Freeman's 2024 squad started their campaign successfully on the road against No. 20 Texas A&M in College Station, Texas with a 23–13 win, but followed that victory up with a 16–14 loss to Northern Illinois as a 29.5-point betting favorite, becoming the first AP Top 5 team to ever suffer a loss to a football team from the Mid-American Conference (MAC). The Irish finished the regular season with a 10-game winning streak with wins over No. 15 Louisville, No. 24 Navy, No. 19 Army, and a 49–35 win against USC in the renewed rivalry game.

The Irish were granted the 7th seed in the College Football Playoff, hosting their first-ever home playoff game at Notre Dame Stadium. Freeman would win his first playoff game with a 27–17 win over 10th-seeded Indiana. Originally Notre Dame was set to play the 2nd-seeded Georgia Bulldogs in the Sugar Bowl on January 1, 2025, but due to the 2025 New Orleans truck attack that happened near the Caesars Superdome the game was rescheduled to the following day. Notre Dame beat Georgia by a score of 23–10, marking the first time in program history that Notre Dame had a 13-win season. Notre Dame would then proceed to beat the 6th-seeded Penn State Nittany Lions in the Orange Bowl, advancing to the national title game for the first time in 12 years. Freeman became the first African American, as well as the first Asian American, head coach to reach a Division I national college football championship. They lost the championship game to his alma mater, Ohio State, 34–23, the winner of the Cotton Bowl Classic.

====2025 season====

Notre Dame was ranked as the No. 6 Team in the preseason AP Poll.
However, the Irish started the season 0-2 after No. 10 Miami hit a go-ahead field goal with 1:01 remaining in the fourth quarter and No. 16 Texas A&M scored a go-ahead touchdown with 13 seconds remaining. In Week 8, the Irish won their first ranked game of the season by defeating No. 20 USC.

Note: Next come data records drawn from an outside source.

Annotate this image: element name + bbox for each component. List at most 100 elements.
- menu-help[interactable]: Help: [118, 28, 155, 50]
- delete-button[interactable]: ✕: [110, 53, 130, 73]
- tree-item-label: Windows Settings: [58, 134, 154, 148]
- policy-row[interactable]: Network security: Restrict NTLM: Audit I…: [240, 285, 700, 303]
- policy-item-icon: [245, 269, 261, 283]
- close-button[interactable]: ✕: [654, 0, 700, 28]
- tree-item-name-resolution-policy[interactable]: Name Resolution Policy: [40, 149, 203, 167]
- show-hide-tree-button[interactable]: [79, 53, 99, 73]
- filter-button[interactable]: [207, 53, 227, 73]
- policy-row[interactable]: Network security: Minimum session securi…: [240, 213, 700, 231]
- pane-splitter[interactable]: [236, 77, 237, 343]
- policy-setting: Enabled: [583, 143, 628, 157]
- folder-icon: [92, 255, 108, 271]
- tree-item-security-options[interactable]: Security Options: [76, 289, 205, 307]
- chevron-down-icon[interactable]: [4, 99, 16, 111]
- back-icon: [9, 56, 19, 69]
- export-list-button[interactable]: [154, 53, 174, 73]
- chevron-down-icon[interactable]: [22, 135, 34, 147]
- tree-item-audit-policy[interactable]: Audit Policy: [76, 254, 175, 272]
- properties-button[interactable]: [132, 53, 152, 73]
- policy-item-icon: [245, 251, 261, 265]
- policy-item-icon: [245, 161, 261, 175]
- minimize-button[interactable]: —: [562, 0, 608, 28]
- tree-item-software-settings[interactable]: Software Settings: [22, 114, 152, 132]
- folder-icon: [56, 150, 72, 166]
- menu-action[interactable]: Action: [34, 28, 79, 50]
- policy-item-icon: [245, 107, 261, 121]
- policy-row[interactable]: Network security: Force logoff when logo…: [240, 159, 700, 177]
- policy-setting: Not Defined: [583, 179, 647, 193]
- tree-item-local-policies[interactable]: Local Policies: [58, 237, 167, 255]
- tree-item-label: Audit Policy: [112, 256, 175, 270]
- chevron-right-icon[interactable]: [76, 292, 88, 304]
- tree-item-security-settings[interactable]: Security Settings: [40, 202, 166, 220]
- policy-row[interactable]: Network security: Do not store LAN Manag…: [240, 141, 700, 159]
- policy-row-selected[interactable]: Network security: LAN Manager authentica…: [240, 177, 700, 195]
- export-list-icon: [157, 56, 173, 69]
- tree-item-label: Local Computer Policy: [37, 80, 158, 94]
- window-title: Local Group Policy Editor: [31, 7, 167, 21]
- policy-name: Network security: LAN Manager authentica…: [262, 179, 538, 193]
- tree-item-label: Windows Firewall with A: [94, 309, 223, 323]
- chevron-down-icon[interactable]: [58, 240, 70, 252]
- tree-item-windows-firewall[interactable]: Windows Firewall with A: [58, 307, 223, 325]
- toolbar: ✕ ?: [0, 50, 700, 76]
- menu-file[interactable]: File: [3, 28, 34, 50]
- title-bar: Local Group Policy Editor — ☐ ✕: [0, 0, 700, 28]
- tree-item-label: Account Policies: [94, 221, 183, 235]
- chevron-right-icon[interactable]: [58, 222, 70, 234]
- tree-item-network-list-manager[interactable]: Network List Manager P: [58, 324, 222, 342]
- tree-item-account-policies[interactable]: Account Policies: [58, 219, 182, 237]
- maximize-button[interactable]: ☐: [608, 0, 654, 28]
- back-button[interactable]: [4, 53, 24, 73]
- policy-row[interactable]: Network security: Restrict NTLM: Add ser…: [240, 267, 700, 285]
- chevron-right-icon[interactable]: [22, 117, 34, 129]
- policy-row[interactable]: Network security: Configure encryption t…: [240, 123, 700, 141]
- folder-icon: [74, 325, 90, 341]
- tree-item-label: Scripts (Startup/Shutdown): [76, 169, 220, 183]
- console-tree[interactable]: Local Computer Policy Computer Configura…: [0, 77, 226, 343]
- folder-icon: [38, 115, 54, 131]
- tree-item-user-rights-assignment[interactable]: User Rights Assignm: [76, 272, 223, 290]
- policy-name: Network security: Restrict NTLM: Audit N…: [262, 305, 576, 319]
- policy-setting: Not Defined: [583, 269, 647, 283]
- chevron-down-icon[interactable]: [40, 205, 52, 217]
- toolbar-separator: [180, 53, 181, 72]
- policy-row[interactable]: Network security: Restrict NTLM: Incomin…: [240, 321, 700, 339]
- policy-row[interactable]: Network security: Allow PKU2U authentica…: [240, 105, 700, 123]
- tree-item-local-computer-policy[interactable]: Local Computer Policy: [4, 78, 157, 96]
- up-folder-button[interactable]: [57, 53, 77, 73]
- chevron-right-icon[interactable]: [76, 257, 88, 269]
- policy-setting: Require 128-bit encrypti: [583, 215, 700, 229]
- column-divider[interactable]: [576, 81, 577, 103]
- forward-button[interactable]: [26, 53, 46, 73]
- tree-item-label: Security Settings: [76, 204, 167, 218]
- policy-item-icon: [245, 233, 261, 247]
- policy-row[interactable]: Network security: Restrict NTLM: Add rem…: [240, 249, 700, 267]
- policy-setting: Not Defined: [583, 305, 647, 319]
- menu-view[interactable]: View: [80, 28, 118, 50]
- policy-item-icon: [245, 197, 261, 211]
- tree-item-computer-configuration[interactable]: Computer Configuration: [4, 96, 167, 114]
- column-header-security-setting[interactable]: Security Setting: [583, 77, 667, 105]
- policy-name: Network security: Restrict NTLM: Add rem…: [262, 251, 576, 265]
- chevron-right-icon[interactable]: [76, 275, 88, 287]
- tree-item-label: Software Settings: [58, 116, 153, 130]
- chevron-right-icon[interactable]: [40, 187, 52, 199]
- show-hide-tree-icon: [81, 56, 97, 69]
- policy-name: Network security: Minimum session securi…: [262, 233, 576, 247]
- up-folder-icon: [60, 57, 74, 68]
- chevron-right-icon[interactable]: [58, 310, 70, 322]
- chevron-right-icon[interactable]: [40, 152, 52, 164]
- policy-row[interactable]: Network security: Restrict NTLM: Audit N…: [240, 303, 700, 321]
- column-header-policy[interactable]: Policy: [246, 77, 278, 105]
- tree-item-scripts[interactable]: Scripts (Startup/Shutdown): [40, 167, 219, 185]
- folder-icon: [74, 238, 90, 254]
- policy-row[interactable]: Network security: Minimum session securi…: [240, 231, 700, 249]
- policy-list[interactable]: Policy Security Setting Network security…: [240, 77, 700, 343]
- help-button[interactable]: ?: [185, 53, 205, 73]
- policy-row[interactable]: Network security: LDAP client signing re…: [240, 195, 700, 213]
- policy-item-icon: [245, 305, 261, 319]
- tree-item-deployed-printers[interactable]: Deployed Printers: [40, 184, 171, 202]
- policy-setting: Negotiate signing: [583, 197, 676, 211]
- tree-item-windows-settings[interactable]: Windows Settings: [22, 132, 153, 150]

Notre Dame set their modern-era scoring record by defeating Syracuse 70-7 in South Bend, marking the first time the team scored 70 points since 1932. Notre Dame concluded the season on a 10 game win streak with all wins coming by double figures after defeating Stanford 49-20.

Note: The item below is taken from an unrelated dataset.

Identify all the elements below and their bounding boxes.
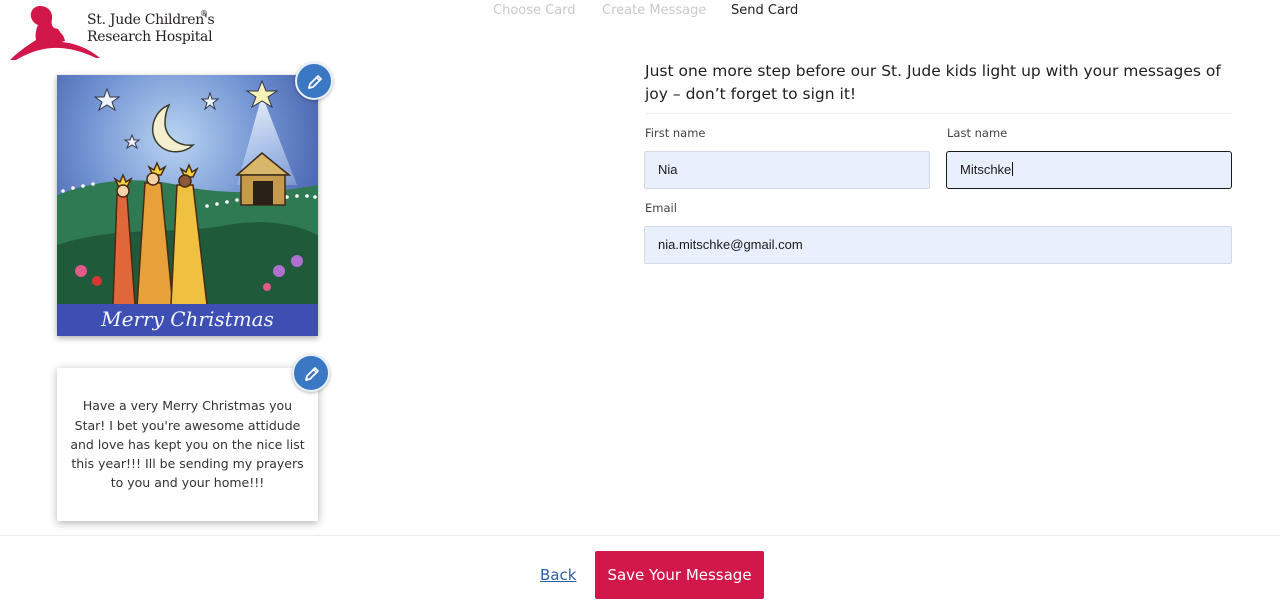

After finishing the regular season 10–2, the Irish opted out of participating in a bowl game after not being selected for the College Football Playoff.

==Head coaching record==

| Year | Team | Overall | Conference | Standing | Bowl/playoffs | Coaches^{#} | AP^{°} |
Notre Dame Fighting Irish (NCAA Division I FBS independent) (2021–present)
| 2021 | Notre Dame | 0–1 |  |  | L Fiesta^{†} | 9 | 8 |
| 2022 | Notre Dame | 9–4 |  |  | W Gator | 18 | 18 |
| 2023 | Notre Dame | 10–3 |  |  | W Sun | 14 | 14 |
| 2024 | Notre Dame | 14–2 |  |  | W CFP First Round^{†}, W Sugar^{†}, W Orange^{†}, L CFP NCG^{†} | 2 | 2 |
| 2025 | Notre Dame | 10–2 |  |  |  | 11 | 10 |
| 2026 | Notre Dame | 4–0 |  |  |  |  |  |
| Notre Dame: |  | 47–12 |  |  |  |  |  |  |
| Total: |  | 47–12 |  |  |  |  |  |  |  |
National championship Conference title Conference division title or championship game berth
^{†}Indicates CFP / New Years' Six bowl.; ^{#}Rankings from final Coaches Poll.; ^{°}Rankings from final AP Poll.;

==Personal life==

In 2010, Freeman married Joanna (née Herncane), whom he had dated since college. The couple have six children. In 2022, Freeman became a Catholic.